Papua is known as a region with abundant natural resources and spectacular sceneries. Another striking thing is the diverse culture of Papua. The close bond between Papuan people and their culture makes cultural approach one key to understand the complexity of problems in Papua.
“Diversity makes Papua unique. This gives us pride but also poses a challenge,” said Vice President for Corporate Communication of PT. Freeport Indonesia, Riza Pratama, in the Talk Show titled Developing Papua through Culture on Thursday (2/6) at the Koesnadi Hardjosoemantri Cultural Centre (PKKH) UGM.
An anthropologist from Cendrawasih University, Dr. Johsz R. Mansoben, said how local knowledge and local wisdom deeply rooted in the culture and tradition of Papuan people. One thing they uphold higly is respect to environment. Papuan people correspond the soil with a mother that delivers their birth and raise them. This is seen in the ways they manage nature.
“For example, they have a pattern to preserve the marine environment in Raja Ampat that regulates how marine biota remain to be used. They don’t exploit the sea continuously, but give it a break from time to time,” he said.

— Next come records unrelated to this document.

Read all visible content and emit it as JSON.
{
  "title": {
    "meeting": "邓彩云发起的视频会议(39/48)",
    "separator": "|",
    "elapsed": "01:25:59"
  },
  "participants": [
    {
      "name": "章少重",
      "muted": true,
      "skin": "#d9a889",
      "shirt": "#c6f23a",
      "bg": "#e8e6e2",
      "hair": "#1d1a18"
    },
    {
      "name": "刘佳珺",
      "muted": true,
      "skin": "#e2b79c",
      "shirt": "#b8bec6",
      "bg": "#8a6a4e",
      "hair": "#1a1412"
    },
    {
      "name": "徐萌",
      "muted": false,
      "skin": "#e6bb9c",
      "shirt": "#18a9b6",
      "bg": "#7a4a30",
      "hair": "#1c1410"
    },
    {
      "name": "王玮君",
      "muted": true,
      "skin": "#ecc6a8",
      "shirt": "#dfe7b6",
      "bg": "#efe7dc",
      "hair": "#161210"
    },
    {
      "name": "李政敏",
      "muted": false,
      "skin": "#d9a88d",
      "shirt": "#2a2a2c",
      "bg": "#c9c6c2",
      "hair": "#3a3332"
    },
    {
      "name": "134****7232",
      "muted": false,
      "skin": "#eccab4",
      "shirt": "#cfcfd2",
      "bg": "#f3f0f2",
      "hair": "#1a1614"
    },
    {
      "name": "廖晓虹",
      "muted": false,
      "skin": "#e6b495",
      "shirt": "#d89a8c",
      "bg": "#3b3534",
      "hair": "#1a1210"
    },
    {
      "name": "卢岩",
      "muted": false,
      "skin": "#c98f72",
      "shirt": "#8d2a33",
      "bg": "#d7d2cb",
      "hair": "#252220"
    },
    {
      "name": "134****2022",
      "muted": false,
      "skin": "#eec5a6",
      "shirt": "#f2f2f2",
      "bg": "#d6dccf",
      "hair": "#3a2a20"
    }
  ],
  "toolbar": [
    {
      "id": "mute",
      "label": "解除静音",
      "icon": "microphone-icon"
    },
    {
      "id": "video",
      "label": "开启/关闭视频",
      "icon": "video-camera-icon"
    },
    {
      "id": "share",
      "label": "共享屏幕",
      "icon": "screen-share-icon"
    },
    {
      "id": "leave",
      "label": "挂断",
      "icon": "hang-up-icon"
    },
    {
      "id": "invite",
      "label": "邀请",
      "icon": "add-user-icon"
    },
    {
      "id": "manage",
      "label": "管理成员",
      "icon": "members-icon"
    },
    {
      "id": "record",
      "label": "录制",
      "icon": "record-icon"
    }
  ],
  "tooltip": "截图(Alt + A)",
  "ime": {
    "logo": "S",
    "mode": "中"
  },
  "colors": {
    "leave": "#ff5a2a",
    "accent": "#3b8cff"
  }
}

These principles, in his opinion, need to be considered in the drafting of development policy for Papua. A policy would not be running well and beneficial to the people if not paying attention to these. “Don’t talk about Papua if you don’t know the people and land of Papua. Even if you have good intentions, but wrong approach will trouble the people instead,” he said.
UGM anthropologist, Dr. Laksmi A. Savitri, M.A., revealed how Papuan people often cannot benefit from development outcomes. “They often feel that they’be been cheated, promise getting broken. That’s why they don’t care about change,” she said.
She encouraged stakeholders to give more attention to the people to jointly think what’s best for them that also respects their cultural values.
UGM Vice-Rector for Research and Community Service, Prof. Dr. Suratman, revealed the important value of respecting Indonesian cultures, including of Papua, as a value of nationhood.
“Culture is the one thing that bonds Indonesia, and culture can generate the progress of Papua, for example through creative economy,” he said.
The talk show is part of a series of Papuan Days event that last from 2-3 June 2016 with the theme Highlighting Papua through Cultural View, organised by Gadjah Mada Papua students community (KEMPGAMA), UGM Papua Working Group, and PT Freeport Indonesia. There are also art exhibitions, documentary films screening and cultural performance.